Le premier et le
dernier
Ne crains point! Je suis le
premier et le dernier, le Vivant. J'ai été mort, mais
je suis vivant aux siècles des siècles; et je tiens les
clefs de la mort et du séjour des morts.
Apoc. 1. 18.
L'Eternel marche devant vous,
et votre arrière-garde, c'est le Dieu d'Israël.
Esaïe 52. 12
Nous entrons, dit-on, dans le printemps le plus
sanglant, le plus mortel de l'histoire, où les hommes par
milliers vont se précipiter les uns les autres dans
l'abîme, où les destructions et les désespoirs et
les injustices se poursuivront avec la même infernale
monotonie. Et que dire à ce monde livré à la
mort ? A ces hommes sans espoirs, ou bien chargés de faux
espoirs. Nous sommes tellement muets, tellement las, tellement
misérables. L'histoire n'est qu'un perpétuel lendemain
du Vendredi-Saint, une suite d'illusions et de désillusions.
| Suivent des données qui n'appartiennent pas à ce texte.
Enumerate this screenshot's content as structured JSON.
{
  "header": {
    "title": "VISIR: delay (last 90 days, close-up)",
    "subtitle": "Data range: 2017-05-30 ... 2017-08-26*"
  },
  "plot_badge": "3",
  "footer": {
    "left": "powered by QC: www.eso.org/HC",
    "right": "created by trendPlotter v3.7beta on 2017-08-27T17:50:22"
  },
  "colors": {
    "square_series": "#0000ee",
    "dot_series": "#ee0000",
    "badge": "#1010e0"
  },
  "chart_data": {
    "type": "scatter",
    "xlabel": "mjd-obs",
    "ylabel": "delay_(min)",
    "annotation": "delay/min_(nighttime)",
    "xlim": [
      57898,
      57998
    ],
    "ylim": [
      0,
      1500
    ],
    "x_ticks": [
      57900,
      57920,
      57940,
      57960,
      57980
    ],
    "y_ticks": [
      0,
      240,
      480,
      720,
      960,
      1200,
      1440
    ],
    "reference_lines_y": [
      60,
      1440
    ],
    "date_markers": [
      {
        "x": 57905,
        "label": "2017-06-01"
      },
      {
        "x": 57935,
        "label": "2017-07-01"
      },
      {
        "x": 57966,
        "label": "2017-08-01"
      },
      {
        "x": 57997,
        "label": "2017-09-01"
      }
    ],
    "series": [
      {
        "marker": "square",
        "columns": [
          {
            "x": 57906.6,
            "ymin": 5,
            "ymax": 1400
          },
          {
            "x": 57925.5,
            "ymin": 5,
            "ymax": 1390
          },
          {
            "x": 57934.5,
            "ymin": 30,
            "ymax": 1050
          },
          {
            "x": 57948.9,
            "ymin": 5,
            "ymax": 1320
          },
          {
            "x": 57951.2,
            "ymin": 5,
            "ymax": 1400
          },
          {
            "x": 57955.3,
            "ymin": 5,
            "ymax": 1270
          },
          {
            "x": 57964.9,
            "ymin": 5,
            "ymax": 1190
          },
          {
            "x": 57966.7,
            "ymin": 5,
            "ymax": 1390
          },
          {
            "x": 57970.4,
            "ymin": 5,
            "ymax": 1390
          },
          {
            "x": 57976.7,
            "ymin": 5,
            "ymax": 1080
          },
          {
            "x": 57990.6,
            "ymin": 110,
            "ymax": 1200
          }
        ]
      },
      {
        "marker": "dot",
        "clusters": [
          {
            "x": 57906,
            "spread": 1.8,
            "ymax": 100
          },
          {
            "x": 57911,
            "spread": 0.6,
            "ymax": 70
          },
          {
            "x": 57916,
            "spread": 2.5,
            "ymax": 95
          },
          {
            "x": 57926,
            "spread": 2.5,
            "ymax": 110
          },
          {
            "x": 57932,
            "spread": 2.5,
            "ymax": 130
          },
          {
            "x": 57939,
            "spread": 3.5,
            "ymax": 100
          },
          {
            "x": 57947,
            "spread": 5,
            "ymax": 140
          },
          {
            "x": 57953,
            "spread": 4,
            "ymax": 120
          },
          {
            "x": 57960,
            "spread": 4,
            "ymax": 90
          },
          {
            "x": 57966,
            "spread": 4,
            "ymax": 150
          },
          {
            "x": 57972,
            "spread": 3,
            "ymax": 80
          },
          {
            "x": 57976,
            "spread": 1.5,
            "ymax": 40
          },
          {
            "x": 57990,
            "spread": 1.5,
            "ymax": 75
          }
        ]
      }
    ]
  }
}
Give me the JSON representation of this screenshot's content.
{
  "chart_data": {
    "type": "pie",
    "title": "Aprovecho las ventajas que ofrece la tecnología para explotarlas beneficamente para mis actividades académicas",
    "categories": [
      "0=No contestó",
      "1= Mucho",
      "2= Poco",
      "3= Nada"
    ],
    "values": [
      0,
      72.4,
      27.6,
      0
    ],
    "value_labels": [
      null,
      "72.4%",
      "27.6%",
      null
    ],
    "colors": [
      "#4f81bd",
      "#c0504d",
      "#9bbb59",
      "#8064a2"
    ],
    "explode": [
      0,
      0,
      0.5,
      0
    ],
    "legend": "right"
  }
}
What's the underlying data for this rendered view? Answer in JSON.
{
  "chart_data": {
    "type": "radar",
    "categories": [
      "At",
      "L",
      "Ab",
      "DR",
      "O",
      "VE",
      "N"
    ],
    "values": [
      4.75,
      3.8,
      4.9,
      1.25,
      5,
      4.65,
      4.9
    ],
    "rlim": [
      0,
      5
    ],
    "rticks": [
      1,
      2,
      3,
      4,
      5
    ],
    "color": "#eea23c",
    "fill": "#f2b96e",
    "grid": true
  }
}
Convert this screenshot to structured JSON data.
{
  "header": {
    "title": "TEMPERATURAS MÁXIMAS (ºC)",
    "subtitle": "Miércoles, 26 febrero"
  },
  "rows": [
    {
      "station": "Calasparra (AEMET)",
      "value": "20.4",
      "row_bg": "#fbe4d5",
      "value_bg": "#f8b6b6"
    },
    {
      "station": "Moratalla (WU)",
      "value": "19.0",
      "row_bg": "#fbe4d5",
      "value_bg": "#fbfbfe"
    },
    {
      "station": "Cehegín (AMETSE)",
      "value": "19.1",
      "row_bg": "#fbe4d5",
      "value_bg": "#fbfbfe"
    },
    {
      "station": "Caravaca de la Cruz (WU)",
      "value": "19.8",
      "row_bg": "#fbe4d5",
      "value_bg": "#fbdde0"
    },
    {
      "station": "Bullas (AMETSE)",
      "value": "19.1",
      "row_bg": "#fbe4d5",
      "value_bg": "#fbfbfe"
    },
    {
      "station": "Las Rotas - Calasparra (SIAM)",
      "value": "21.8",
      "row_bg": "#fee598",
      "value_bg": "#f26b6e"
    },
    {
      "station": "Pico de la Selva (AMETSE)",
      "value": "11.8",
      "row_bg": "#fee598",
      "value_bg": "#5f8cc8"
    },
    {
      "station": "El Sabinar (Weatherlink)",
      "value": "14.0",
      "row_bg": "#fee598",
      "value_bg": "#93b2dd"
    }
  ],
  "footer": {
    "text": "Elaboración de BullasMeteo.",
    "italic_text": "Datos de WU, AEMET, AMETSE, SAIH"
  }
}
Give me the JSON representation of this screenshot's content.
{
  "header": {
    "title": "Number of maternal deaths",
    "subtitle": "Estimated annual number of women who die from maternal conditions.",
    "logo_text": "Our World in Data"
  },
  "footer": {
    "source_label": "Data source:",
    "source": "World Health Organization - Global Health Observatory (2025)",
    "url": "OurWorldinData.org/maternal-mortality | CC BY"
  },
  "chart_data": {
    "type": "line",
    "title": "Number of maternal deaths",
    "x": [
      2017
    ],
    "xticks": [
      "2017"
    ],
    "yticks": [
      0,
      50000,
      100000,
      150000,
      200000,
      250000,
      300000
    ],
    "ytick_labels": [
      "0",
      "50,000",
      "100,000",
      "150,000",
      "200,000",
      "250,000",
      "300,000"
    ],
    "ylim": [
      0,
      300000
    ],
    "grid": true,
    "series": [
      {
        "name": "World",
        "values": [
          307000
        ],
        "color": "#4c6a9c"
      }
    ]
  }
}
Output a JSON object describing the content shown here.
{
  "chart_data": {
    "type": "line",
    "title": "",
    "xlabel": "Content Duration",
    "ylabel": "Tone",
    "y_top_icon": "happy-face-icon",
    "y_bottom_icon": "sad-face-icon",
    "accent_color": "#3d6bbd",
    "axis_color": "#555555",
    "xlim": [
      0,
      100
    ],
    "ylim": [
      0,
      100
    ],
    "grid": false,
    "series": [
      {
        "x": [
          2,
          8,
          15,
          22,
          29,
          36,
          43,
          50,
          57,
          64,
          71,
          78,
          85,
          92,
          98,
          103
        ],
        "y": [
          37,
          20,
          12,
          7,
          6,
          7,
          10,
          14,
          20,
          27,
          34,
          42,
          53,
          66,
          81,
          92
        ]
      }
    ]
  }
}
Et ce que les hommes disent peut être agréable et
très encourageant. Ils parlent du printemps de la nature, de
reconstruction et de révolution. Mais tout ce que nous disons
est déjà saboté secrètement par l'orgueil
et la mort. Nos projets ne sont que des rêves de
prisonniers.
Il y a deux mille ans, les hommes aussi
faisaient des projets ou se désespéraient. Ils ne
savaient pas que l'état du monde était beaucoup plus
désespéré qu'ils ne le pensaient et qu'il avait
coulé sur la croix plus de sang que sur tous les champs de
bataille de l'histoire. Mais surtout, au milieu des projets qu'ils
faisaient, ils ne savaient pas que Dieu avait, Lui, de son
côté, un projet qu'Il était en train
d'exécuter, et que ce matin même il allait se passer
quelque chose de meilleur que tout ce que nous avons jamais pu
rêver et projeter. Quelque chose grâce à quoi on
pourra nous dire : Ne crains point ! Il n'y a plus rien à
craindre ! - Personne n'en sait rien. Nul ne soupçonne ce qui
s'est passé, jusqu'à ce qu'il rencontre Celui que l'on
avait éliminé, jusqu'à ce que se lève et
parle Celui que l'on avait descendu dans le silence de la tombe. -
« J'étais mort, mais je suis vivant aux siècles
des siècles. » Celui qui nous parle, parle de la mort au
passé. Il est le seul être au monde qui puisse parler de
la mort au passé, parler d'une mort terminée. Il n'a
pas de mort devant Lui. La mort ne le précède plus.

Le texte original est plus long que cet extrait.